The Saudi-French-Lebanese cordial phone call was an occasion to remind the murky Lebanese Prime Minister Najib Mikati that the recent diplomatic debacle substantiated that he had no sway over his own cabinet, and that the Hezbollah Secretary General Hassan Nasrallah, and the ruling elite were in command of this so-called technocratic independent government.
Both Macron and Mohammad bin Salman reminded the Lebanese that normalization can only happen once Lebanon ceases to be “a launching pad for any terrorist acts that destabilize the security and stability of the region, and a source of drug trafficking.”
They also stressed the importance of maintaining Lebanon's stability and respecting its sovereignty and unity in accordance with Security Council resolutions (1559), (1701) and (1680) and other relevant international resolutions.
In reality, the Macron initiative further disenfranchised the Lebanese state and consequently the public who have failed to realize that their perpetual suffering will not end unless they understand that Saudi Arabia and other Gulf states are no longer willing to bankroll a country that doubles as a base for the Iranian Revolutionary Guard and its Levant outlet Hezbollah.
The new road map for Lebanon’s recovery set in Jeddah over the weekend requires Mikati to challenge Hezbollah each and every time it acts, starting with the ongoing smuggling of Iranian diesel, a situation that Mikati coolly sidestepped by timidly declaring “the violation of Lebanon's sovereignty makes me sad."
Mikati and the Lebanese apprehension to also stand up to Hezbollah transforming their country into a narco-state that exports millions of amphetamine pills to the Kingdom of Saudi Arabia and the wider region, will not be brushed under the rug.
Above all Lebanon must understand that Hezbollah and its trans-regional activities have direct repercussions on the national security of the many Arab Gulf states.
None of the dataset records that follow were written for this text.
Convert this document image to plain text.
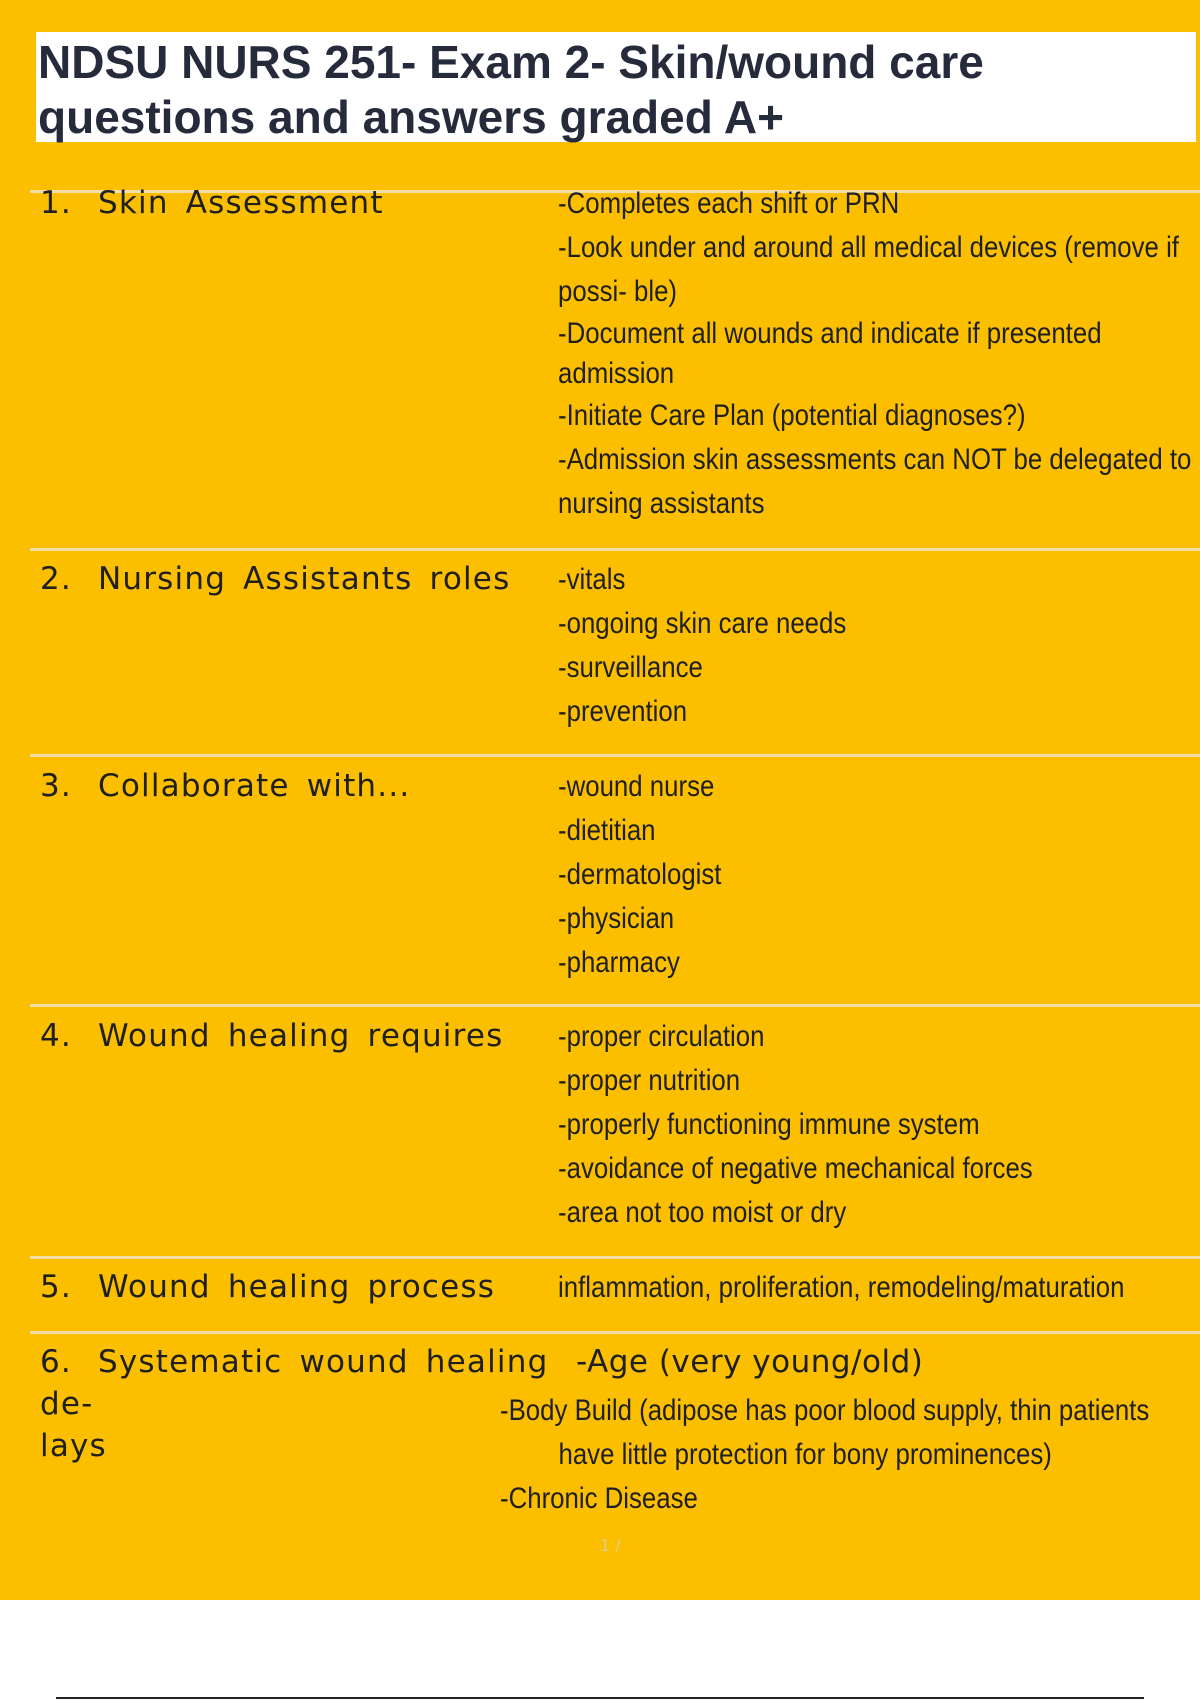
NDSU NURS 251- Exam 2- Skin/wound care questions and answers graded A+
1. Skin Assessment	-Completes each shift or PRN
-Look under and around all medical devices (remove if
possi- ble)
-Document all wounds and indicate if presented
admission
-Initiate Care Plan (potential diagnoses?)
-Admission skin assessments can NOT be delegated to
nursing assistants
2. Nursing Assistants roles	-vitals
-ongoing skin care needs
-surveillance
-prevention
3. Collaborate with...	-wound nurse
-dietitian
-dermatologist
-physician
-pharmacy
4. Wound healing requires	-proper circulation
-proper nutrition
-properly functioning immune system
-avoidance of negative mechanical forces
-area not too moist or dry
5. Wound healing process	inflammation, proliferation, remodeling/maturation
6. Systematic wound healing de-
lays
-Age (very young/old)
-Body Build (adipose has poor blood supply, thin patients
have little protection for bony prominences)
-Chronic Disease
1 /
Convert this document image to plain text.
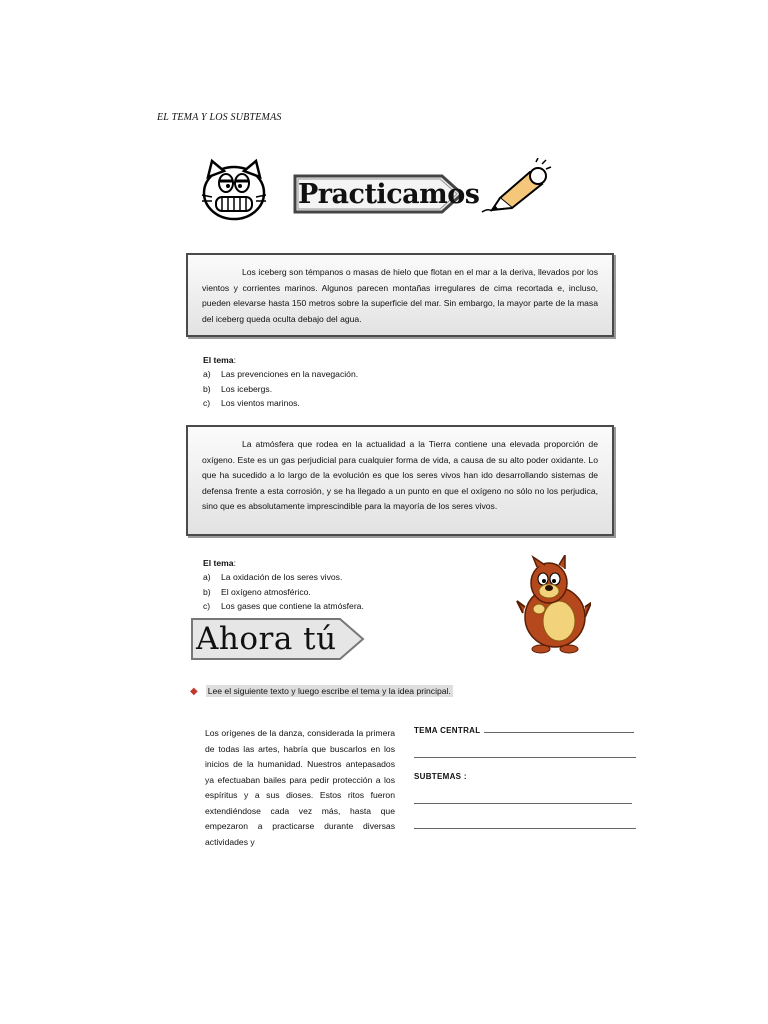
EL TEMA Y LOS SUBTEMAS
Practicamos
Los iceberg son témpanos o masas de hielo que flotan en el mar a la deriva, llevados por los vientos y corrientes marinos. Algunos parecen montañas irregulares de cima recortada e, incluso, pueden elevarse hasta 150 metros sobre la superficie del mar. Sin embargo, la mayor parte de la masa del iceberg queda oculta debajo del agua.
El tema:
a)	Las prevenciones en la navegación.
b)	Los icebergs.
c)	Los vientos marinos.
La atmósfera que rodea en la actualidad a la Tierra contiene una elevada proporción de oxígeno. Este es un gas perjudicial para cualquier forma de vida, a causa de su alto poder oxidante. Lo que ha sucedido a lo largo de la evolución es que los seres vivos han ido desarrollando sistemas de defensa frente a esta corrosión, y se ha llegado a un punto en que el oxígeno no sólo no los perjudica, sino que es absolutamente imprescindible para la mayoría de los seres vivos.
El tema:
a)	La oxidación de los seres vivos.
b)	El oxígeno atmosférico.
c)	Los gases que contiene la atmósfera.
Ahora tú
◆ Lee el siguiente texto y luego escribe el tema y la idea principal.
Los orígenes de la danza, considerada la primera de todas las artes, habría que buscarlos en los inicios de la humanidad. Nuestros antepasados ya efectuaban bailes para pedir protección a los espíritus y a sus dioses. Estos ritos fueron extendiéndose cada vez más, hasta que empezaron a practicarse durante diversas actividades y
TEMA CENTRAL
SUBTEMAS :
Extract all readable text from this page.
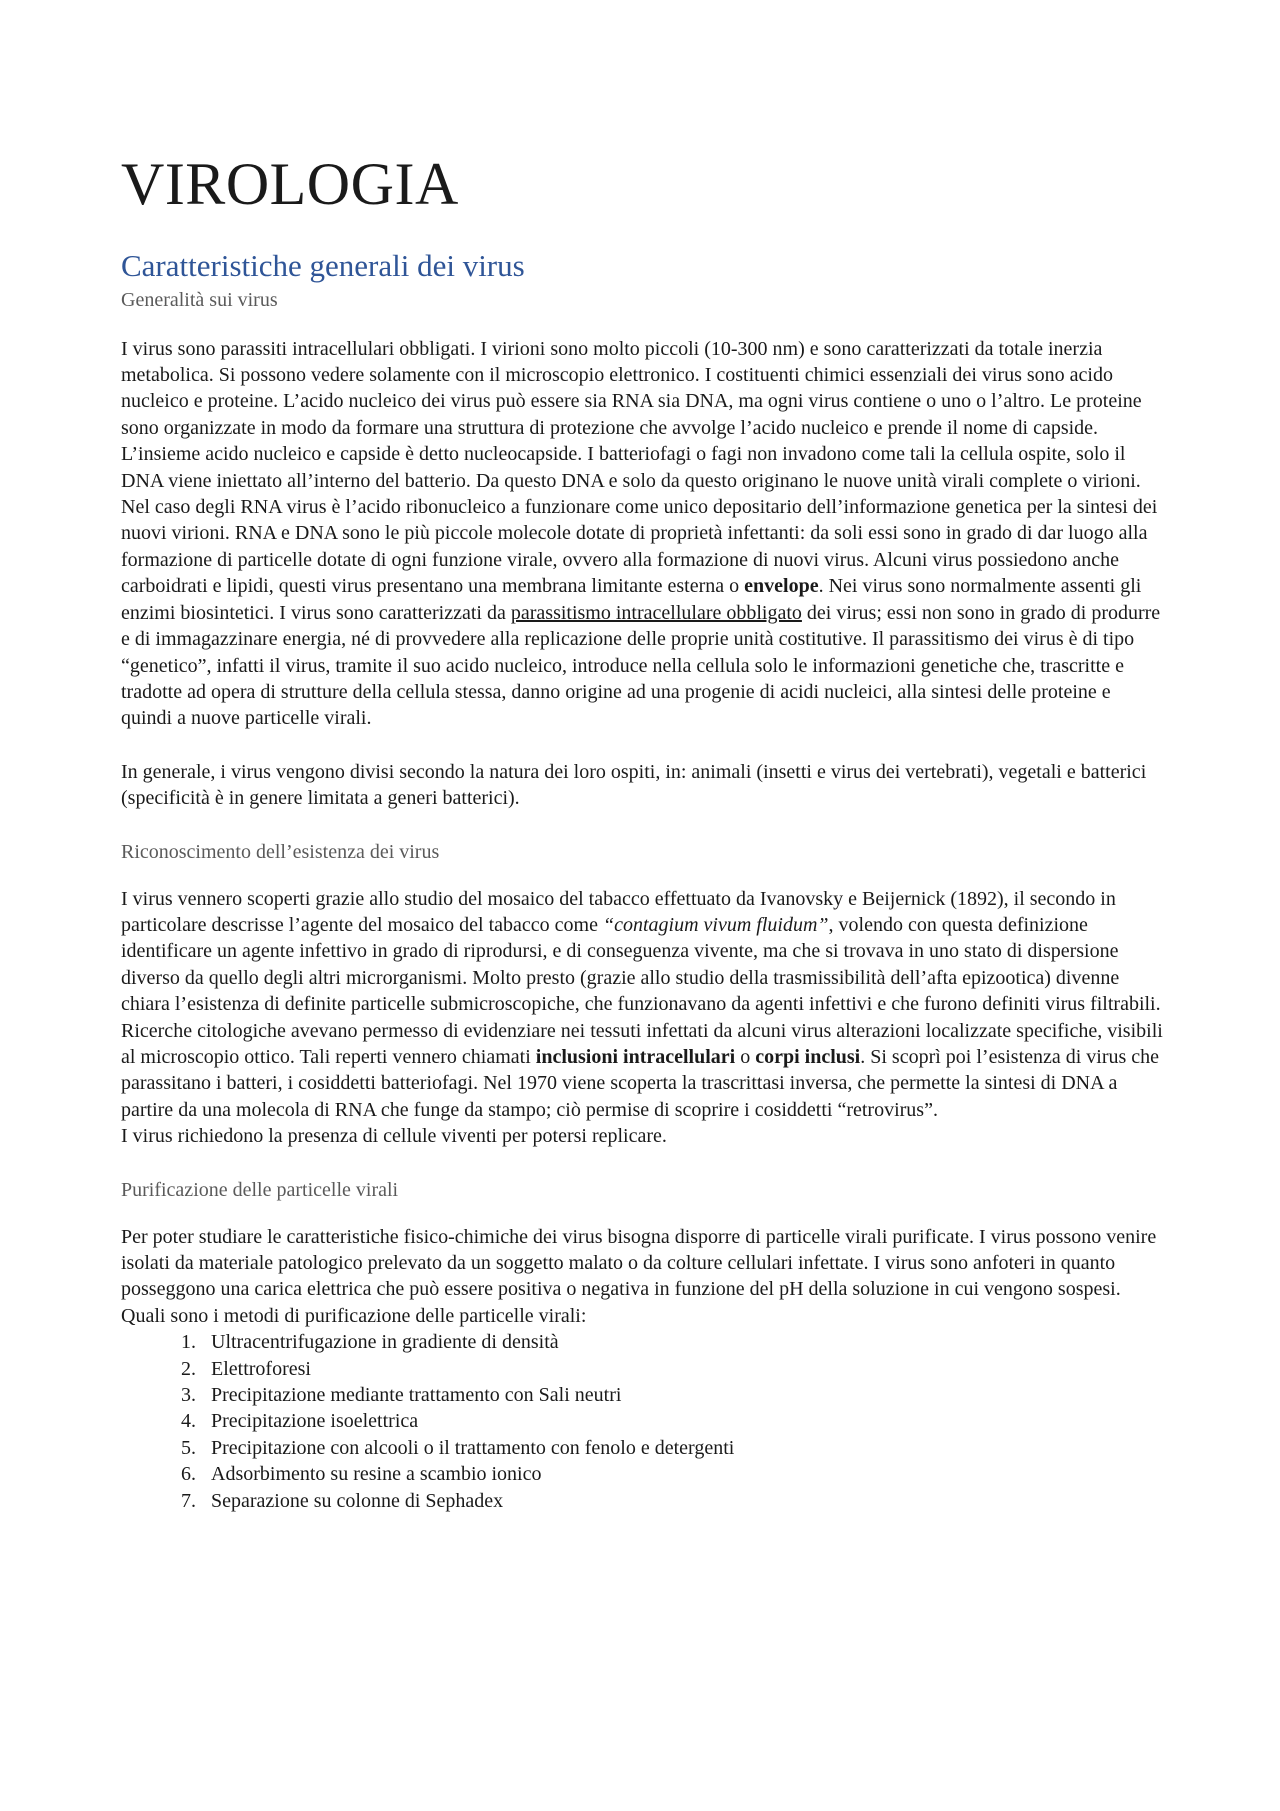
VIROLOGIA
Caratteristiche generali dei virus
Generalità sui virus

I virus sono parassiti intracellulari obbligati. I virioni sono molto piccoli (10-300 nm) e sono caratterizzati da totale inerzia metabolica. Si possono vedere solamente con il microscopio elettronico. I costituenti chimici essenziali dei virus sono acido nucleico e proteine. L’acido nucleico dei virus può essere sia RNA sia DNA, ma ogni virus contiene o uno o l’altro. Le proteine sono organizzate in modo da formare una struttura di protezione che avvolge l’acido nucleico e prende il nome di capside. L’insieme acido nucleico e capside è detto nucleocapside. I batteriofagi o fagi non invadono come tali la cellula ospite, solo il DNA viene iniettato all’interno del batterio. Da questo DNA e solo da questo originano le nuove unità virali complete o virioni. Nel caso degli RNA virus è l’acido ribonucleico a funzionare come unico depositario dell’informazione genetica per la sintesi dei nuovi virioni. RNA e DNA sono le più piccole molecole dotate di proprietà infettanti: da soli essi sono in grado di dar luogo alla formazione di particelle dotate di ogni funzione virale, ovvero alla formazione di nuovi virus. Alcuni virus possiedono anche carboidrati e lipidi, questi virus presentano una membrana limitante esterna o envelope. Nei virus sono normalmente assenti gli enzimi biosintetici. I virus sono caratterizzati da parassitismo intracellulare obbligato dei virus; essi non sono in grado di produrre e di immagazzinare energia, né di provvedere alla replicazione delle proprie unità costitutive. Il parassitismo dei virus è di tipo “genetico”, infatti il virus, tramite il suo acido nucleico, introduce nella cellula solo le informazioni genetiche che, trascritte e tradotte ad opera di strutture della cellula stessa, danno origine ad una progenie di acidi nucleici, alla sintesi delle proteine e quindi a nuove particelle virali.

In generale, i virus vengono divisi secondo la natura dei loro ospiti, in: animali (insetti e virus dei vertebrati), vegetali e batterici (specificità è in genere limitata a generi batterici).

Riconoscimento dell’esistenza dei virus

I virus vennero scoperti grazie allo studio del mosaico del tabacco effettuato da Ivanovsky e Beijernick (1892), il secondo in particolare descrisse l’agente del mosaico del tabacco come “contagium vivum fluidum”, volendo con questa definizione identificare un agente infettivo in grado di riprodursi, e di conseguenza vivente, ma che si trovava in uno stato di dispersione diverso da quello degli altri microrganismi. Molto presto (grazie allo studio della trasmissibilità dell’afta epizootica) divenne chiara l’esistenza di definite particelle submicroscopiche, che funzionavano da agenti infettivi e che furono definiti virus filtrabili. Ricerche citologiche avevano permesso di evidenziare nei tessuti infettati da alcuni virus alterazioni localizzate specifiche, visibili al microscopio ottico. Tali reperti vennero chiamati inclusioni intracellulari o corpi inclusi. Si scoprì poi l’esistenza di virus che parassitano i batteri, i cosiddetti batteriofagi. Nel 1970 viene scoperta la trascrittasi inversa, che permette la sintesi di DNA a partire da una molecola di RNA che funge da stampo; ciò permise di scoprire i cosiddetti “retrovirus”.

I virus richiedono la presenza di cellule viventi per potersi replicare.

Purificazione delle particelle virali

Per poter studiare le caratteristiche fisico-chimiche dei virus bisogna disporre di particelle virali purificate. I virus possono venire isolati da materiale patologico prelevato da un soggetto malato o da colture cellulari infettate. I virus sono anfoteri in quanto posseggono una carica elettrica che può essere positiva o negativa in funzione del pH della soluzione in cui vengono sospesi.

Quali sono i metodi di purificazione delle particelle virali:

1. Ultracentrifugazione in gradiente di densità
2. Elettroforesi
3. Precipitazione mediante trattamento con Sali neutri
4. Precipitazione isoelettrica
5. Precipitazione con alcooli o il trattamento con fenolo e detergenti
6. Adsorbimento su resine a scambio ionico
7. Separazione su colonne di Sephadex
This does not only apply to the Yemeni conflict.
Kuwait, regarded by many as the most restrained among the Gulf nations is in the process of dismantling another Hezbollah cell. Contrary to what Iran and its Lebanese lackeys are promoting, Saudi Arabia is not the only obstacle for Lebanon normalizing relations with the Arab world, but rather it is Hezbollah.
It is important to remember the last time President Macron intervened to contain the fallout of Saad Hariri’s resignation in 2017 while visiting Saudi Arabia. The outcome was undesirable.
At the time Macron’s good relationship with the Kingdom of Saudi Arabia saw the Lebanese state pledge to maintain neutrality, something which it obviously failed to uphold and it contributed to Hariri’s eventual political downfall.
Macron has in fact committed Mikati and Lebanon to an impossible goal, similar to the parents of a lazy student requesting a makeup exam to a son whose abysmal record speaks for itself.
Mikati must be cautious that Saudi Arabia and the rest of the Gulf might be willing to humor the French president, but ultimately it will not compromise on its own security and wellbeing. More importantly, Mikati’s pledges that are similar to his predecessors need to be put into action, or he will face Hariri’s fate of driving Lebanon further under Iranian control.